Tenho um problema com Baldur’s Gate 3

O meu problema com o Baldur’s Gate 3 é real e está na hora de o assumir.

Nunca cheguei a escrever uma análise sobre Baldur’s Gate 3. Primeiro, porque esperei pela sua chegada às consolas e, por essa altura, senti que o combóio das análises já tinha partido. Achei mais relevante, na altura, analisar as razões do sucesso estrondoso que o jogo teve.

Depois, após ter completado o meu primeiro playthrough, senti que já não fazia sentido falar sobre o assunto. O conteúdo criado por toda a internet era já overwhelming e os prémios conquistados  falavam por si. Para os mais distraídos, tenho de referir que BG3 veio a tornar-se no primeiro jogo da história a ganhar jogo do ano em todas as principais cerimónias de prémios.

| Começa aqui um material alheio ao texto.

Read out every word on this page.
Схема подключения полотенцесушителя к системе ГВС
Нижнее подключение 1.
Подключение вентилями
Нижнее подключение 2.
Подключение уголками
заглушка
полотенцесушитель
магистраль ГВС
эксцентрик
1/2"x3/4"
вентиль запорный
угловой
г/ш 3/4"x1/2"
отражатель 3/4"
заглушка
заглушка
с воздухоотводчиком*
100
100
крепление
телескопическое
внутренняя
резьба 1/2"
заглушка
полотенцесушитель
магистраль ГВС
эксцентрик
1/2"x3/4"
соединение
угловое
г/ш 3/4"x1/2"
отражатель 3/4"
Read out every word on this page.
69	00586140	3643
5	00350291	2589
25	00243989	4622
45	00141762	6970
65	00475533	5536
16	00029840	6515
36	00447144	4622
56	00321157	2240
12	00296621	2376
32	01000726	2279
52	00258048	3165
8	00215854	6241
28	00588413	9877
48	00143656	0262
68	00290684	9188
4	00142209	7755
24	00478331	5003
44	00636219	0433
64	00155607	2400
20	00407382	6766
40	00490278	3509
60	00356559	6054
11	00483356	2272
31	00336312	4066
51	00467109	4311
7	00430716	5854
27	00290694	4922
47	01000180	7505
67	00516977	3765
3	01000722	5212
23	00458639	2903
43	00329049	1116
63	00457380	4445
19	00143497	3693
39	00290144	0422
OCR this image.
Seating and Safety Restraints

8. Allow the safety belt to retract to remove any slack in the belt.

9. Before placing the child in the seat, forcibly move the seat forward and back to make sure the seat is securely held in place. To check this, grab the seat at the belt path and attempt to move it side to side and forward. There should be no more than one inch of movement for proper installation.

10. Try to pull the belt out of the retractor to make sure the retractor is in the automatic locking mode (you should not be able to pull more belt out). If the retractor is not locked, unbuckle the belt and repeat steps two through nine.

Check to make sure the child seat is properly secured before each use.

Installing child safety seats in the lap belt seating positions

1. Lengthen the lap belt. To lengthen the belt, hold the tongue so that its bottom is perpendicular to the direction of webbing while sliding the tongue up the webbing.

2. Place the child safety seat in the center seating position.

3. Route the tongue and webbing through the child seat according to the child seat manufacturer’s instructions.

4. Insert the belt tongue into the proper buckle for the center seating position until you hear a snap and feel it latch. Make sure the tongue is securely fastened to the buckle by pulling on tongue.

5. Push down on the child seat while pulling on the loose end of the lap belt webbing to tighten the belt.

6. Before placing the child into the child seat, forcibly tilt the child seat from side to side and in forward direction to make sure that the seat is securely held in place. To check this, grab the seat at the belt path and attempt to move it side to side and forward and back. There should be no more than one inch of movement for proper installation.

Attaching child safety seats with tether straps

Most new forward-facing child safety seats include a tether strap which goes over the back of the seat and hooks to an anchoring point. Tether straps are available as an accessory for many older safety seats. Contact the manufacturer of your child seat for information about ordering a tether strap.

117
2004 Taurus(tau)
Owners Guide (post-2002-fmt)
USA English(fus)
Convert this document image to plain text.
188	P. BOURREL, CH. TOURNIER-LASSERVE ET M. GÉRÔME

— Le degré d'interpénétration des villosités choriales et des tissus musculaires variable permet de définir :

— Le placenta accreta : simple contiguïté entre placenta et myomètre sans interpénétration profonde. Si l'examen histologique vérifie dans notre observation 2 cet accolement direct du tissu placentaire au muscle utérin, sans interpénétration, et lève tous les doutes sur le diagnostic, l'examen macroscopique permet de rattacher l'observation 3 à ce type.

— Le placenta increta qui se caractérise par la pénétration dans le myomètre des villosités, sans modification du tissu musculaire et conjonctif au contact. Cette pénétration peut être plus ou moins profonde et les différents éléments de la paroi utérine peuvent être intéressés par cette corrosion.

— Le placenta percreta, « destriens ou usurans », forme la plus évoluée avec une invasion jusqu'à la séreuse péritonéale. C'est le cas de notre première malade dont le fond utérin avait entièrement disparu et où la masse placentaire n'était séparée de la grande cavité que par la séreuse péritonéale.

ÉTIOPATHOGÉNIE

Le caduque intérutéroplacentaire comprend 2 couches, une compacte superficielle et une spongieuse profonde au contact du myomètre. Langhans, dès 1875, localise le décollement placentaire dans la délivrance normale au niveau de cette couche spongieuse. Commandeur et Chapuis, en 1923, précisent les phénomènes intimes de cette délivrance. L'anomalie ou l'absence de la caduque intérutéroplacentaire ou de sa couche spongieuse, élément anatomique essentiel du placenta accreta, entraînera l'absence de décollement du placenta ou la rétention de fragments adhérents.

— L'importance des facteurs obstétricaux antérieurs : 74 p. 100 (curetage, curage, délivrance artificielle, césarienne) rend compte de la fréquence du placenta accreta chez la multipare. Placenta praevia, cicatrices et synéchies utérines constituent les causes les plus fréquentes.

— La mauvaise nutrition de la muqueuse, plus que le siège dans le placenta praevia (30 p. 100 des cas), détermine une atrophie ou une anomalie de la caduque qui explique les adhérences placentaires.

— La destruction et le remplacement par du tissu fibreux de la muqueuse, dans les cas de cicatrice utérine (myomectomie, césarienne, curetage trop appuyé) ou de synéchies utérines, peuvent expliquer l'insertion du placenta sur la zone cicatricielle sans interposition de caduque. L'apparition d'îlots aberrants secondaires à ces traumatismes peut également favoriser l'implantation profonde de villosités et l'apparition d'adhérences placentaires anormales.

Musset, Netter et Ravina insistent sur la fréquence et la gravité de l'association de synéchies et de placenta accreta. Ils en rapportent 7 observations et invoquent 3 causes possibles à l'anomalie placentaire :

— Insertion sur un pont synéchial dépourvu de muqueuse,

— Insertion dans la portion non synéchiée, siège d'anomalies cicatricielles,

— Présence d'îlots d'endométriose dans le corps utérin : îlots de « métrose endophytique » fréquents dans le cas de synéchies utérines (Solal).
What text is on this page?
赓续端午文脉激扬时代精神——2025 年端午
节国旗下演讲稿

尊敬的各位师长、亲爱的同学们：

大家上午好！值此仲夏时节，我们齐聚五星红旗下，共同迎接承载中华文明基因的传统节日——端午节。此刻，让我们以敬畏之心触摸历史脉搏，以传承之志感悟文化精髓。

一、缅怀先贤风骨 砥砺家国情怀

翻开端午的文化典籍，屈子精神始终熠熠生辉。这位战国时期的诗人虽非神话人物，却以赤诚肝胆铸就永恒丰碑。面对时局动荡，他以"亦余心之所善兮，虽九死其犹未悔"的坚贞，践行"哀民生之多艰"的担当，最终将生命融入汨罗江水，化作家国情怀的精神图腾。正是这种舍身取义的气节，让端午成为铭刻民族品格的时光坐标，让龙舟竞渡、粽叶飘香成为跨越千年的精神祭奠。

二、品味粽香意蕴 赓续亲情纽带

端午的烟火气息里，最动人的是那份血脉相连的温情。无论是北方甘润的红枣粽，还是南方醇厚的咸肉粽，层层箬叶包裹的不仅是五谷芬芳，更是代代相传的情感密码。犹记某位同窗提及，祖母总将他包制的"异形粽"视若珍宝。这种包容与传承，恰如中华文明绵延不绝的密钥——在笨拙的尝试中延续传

Mas agora preciso de falar. Preciso de assumir um problema: não consigo largar o Baldur’s Gate 3! E preciso de falar sobre isso. Neste momento vou no terceiro… e quarto playthrough. Sim, tenho dois jogos diferentes a decorrer ao mesmo tempo. Vou no terceiro playthrough com a minha mulher (obrigado Larian Studios por continuares a desenvolver jogos que permitem coop local) e, simultaneamente, cada um de nós está a experimentar um playthrough sozinhos. Estamos a fazer isto e já falamos, entre nós, que personagem queremos construir e variantes da história experimentar quando acabarmos os jogos actuais. São, ao dia que escrevo estas palavras, mais de 360h de jogo. E este é um número que até me parece pequeno quando comparado com muitos fãs do jogo, mas que é bem significativo para o nosso estilo de vida e disponibilidade para a consola.

Como se tudo isto não bastasse, a banda sonora, um fantástico trabalho de Borislav Slavov, corre em repeat aqui em casa. Ao ponto de dar pelos meus filhos (5 e 2 anos de idade) a cantarolar a Nightsong no banco de trás do carro, quando os vou levar à creche.

Nunca fui um jogador de me aventurar novamente num jogo depois de o acabar.  Agora, não estou a conseguir encerrar este capítulo. E racionalizando os motivos, encontro talvez algumas das maiores virtudes de Baldur’s Gate 3, que o tornaram no fenómeno do ano dos videojogos. E vão muito além da jogabilidade em si, que é extraordinária.

Nem todos gostam de um combate tático por turnos e, muito embora Baldur’s Gate 3 tenha conquistado muitos jogadores não apreciadores do género, percebo quem não consiga encaixar. Tenho, aliás, um amigo que comprou o jogo e não conseguiu ir além do primeiro par de horas. Tenho para mim que tivesse ele ultrapassado essa barreira e jogado mais umas poucas e teria ficado agarrado. Mas isso é outra conversa.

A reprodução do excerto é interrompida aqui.